Rebel Wolves founder Konrad Tomaszkiewicz reveals Blood of Dawnwalker post-credits scene early
A Summer Game Fest Play Days interview confirms the modern footage is from an end-credits scene and signals a connected RPG franchise plan.

Rebel Wolves Studio founder and game director Konrad Tomaszkiewicz told Polygon at Summer Game Fest Play Days that The Blood of Dawnwalker’s modern-day footage comes from an end-credits scene. The implication for decision-makers: Rebel Wolves and Bandai Namco are laying groundwork for a connected franchise now, not later.
Konrad Tomaszkiewicz, Rebel Wolves Studio founder and game director, told Polygon at Summer Game Fest Play Days that the modern-day footage being shown is not just a teaser. It is from an end-credits scene. That confirmation matters because it turns what could have been “mystery worldbuilding” into a deliberate franchise mechanism, the kind that nudges players to stick around for the next entry, and nudges partners to align early.
And yes, Rebel Wolves is already doing something even more revealing. In discussing The Blood of Dawnwalker and its place in what Tomaszkiewicz described as a broader, choice-driven RPG saga, he made it clear that Rebel Wolves and Bandai Namco are laying groundwork for a connected franchise. Polygon reports that this plan includes calling their shot early by spoiling The Blood of Dawnwalker’s post-credits scene in its latest trailer. In other words, the “wait for the sequel payoff” strategy is already on the table, and they have effectively pulled forward the moment that usually arrives after launch.
This is the kind of decision that is easy to misread if you only watch trailers. End-credits scenes, especially in games, are not just narrative garnish. They are product architecture. They are a signal to players, to the media cycle, and to business partners that the studio expects a multi-game run. Tomaszkiewicz’s framing to Polygon emphasizes that The Blood of Dawnwalker is “just the start” of a broader choice-driven RPG saga, which is an explicit statement of intent. The choice-driven part is not a marketing slogan here. It is the system foundation that can carry across games, letting future entries reference past decisions or build on branching design philosophy without restarting the entire player investment.

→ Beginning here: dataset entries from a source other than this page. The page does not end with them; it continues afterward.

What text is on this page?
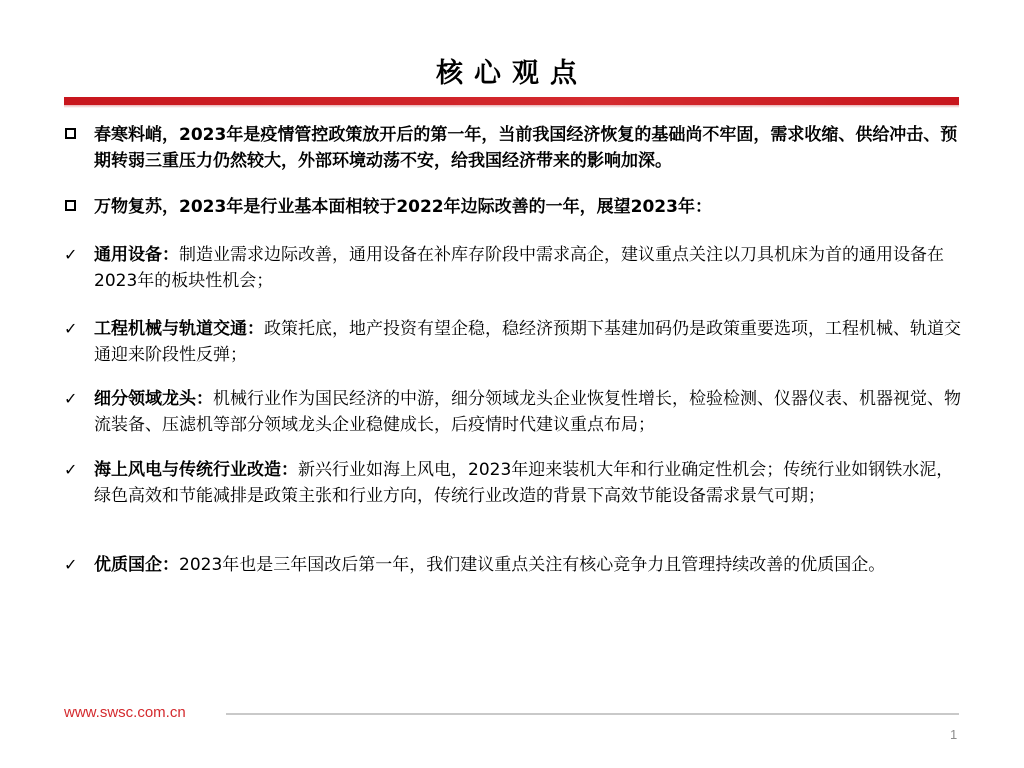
核心观点
春寒料峭，2023年是疫情管控政策放开后的第一年，当前我国经济恢复的基础尚不牢固，需求收缩、供给冲击、预期转弱三重压力仍然较大，外部环境动荡不安，给我国经济带来的影响加深。
万物复苏，2023年是行业基本面相较于2022年边际改善的一年，展望2023年：
✓ 通用设备：制造业需求边际改善，通用设备在补库存阶段中需求高企，建议重点关注以刀具机床为首的通用设备在2023年的板块性机会；
✓ 工程机械与轨道交通：政策托底，地产投资有望企稳，稳经济预期下基建加码仍是政策重要选项，工程机械、轨道交通迎来阶段性反弹；
✓ 细分领域龙头：机械行业作为国民经济的中游，细分领域龙头企业恢复性增长，检验检测、仪器仪表、机器视觉、物流装备、压滤机等部分领域龙头企业稳健成长，后疫情时代建议重点布局；
✓ 海上风电与传统行业改造：新兴行业如海上风电，2023年迎来装机大年和行业确定性机会；传统行业如钢铁水泥，绿色高效和节能减排是政策主张和行业方向，传统行业改造的背景下高效节能设备需求景气可期；
✓ 优质国企：2023年也是三年国改后第一年，我们建议重点关注有核心竞争力且管理持续改善的优质国企。
www.swsc.com.cn
1
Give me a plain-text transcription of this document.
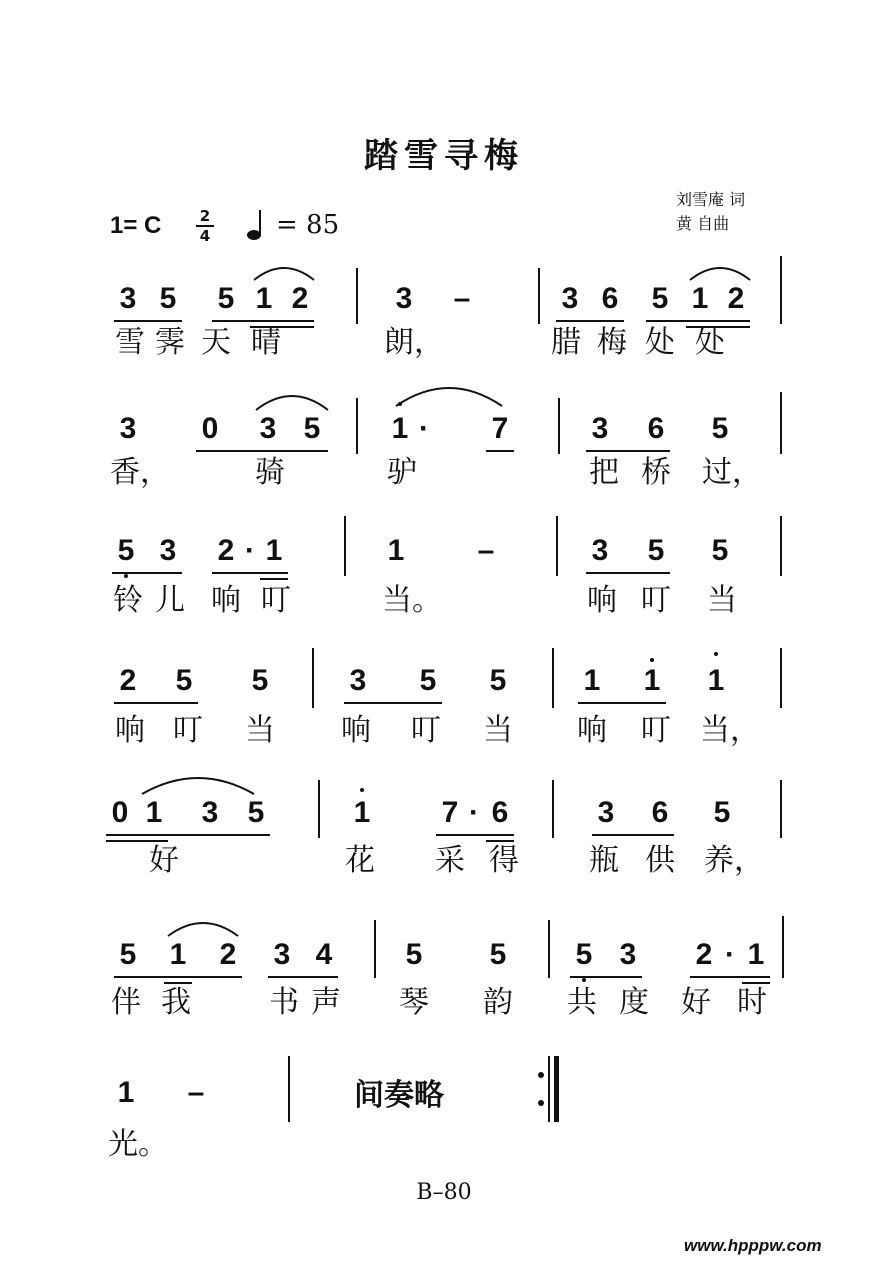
踏雪寻梅
刘雪庵 词
黄 自曲
1= C	2
4	= 85
3 5 5 1 2	3 –	3 6 5 1 2
雪 霁 天 晴	朗，	腊 梅 处 处
3 0 3 5 1 ·	7	3 6 5
香，	骑	驴	把 桥 过，
5 3 2 · 1	1 –	3 5 5
铃 儿 响 叮	当。	响 叮 当
2 5 5	3 5 5	1 1 1
响 叮 当 响 叮 当 响 叮 当，
0 1 3 5	1 7 · 6	3 6 5
好	花 采 得 瓶 供 养，
5 1 2 3 4 5 5 5 3 2 · 1
伴 我	书 声 琴 韵 共 度 好 时
1 –	间奏略
光。
B–80
www.hpppw.com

Now zoom out to why Bandai Namco and Rebel Wolves would bet on connected franchise planning early. Big connected franchises tend to require synchronized schedules, shared production learning, and consistent audience expectations. When partners treat the first title as the beginning of a chain, they can align budgets and roadmaps around narrative continuity and gameplay pillars rather than treating each release as a clean slate. The upside for decision-makers is predictability in a market that can be wildly unpredictable. The risk is also obvious: once you commit to a multi-game identity, you inherit the pressure of sustaining it. An early franchise plan can raise expectations in a way that makes launch performance and post-launch retention more consequential.
Regulatory and governance is not usually the first thing executives think about for a choice-driven RPG, but it does sit in the background of franchise strategy. In many markets, publishers and platform operators face scrutiny around what games do with user data and how they present monetization and engagement loops. While Polygon’s reporting does not cite specific regulations for this game, the broader point is still practical: when a studio is building connected entries, it is also building longer customer relationships. Longer relationships tend to mean more touchpoints, more telemetry, and more system decisions that regulators can later examine. That shifts the operational burden from “can we ship a good story?” to “can we ship a consistent story with a repeatable, compliant operating model?”
There is also an industry incentive at play that executives should recognize. Connected franchises become easier to finance when they are already legible to audiences. Spoiling a post-credits scene in the latest trailer, as Polygon reports Rebel Wolves did, is one way to reduce ambiguity. It tells viewers what kind of narrative payoff mechanism is coming, which can help marketing teams and distribution partners sell the product with less guesswork. But it also reframes the storytelling risk: if the franchise relies on curiosity, spoilers can flatten the intended emotional curve. Rebel Wolves appears to believe the tradeoff is worth it because the payoff is not only in the scene itself. It is in the promise that the story continues as a saga built around choices.
Second-order implications follow for any executive or board considering similar bets. If you pursue connected franchise planning, you need internal alignment on what “connected” means: are you connecting lore, mechanics, save-based decisions, or brand identity? Tomaszkiewicz’s comments to Polygon point at a choice-driven saga, which suggests that the “how” of player agency is a core through-line. For executives, that means early decisions around narrative design tools, branching logic, content production pipelines, and QA complexity will determine whether the franchise feels coherent across entries or fragmented.
So the strategic takeaway is not just that there is an end-credits scene. It is that Rebel Wolves and Bandai Namco are acting like they are building a system, not a standalone experience. When a founder and game director confirms the footage is from the end-credits and ties it to franchise planning, it becomes clear that the next steps are already baked into the first one. For peers in gaming, this is a reminder that franchise construction starts before launch, with marketing, narrative packaging, and partner alignment all pulling in the same direction.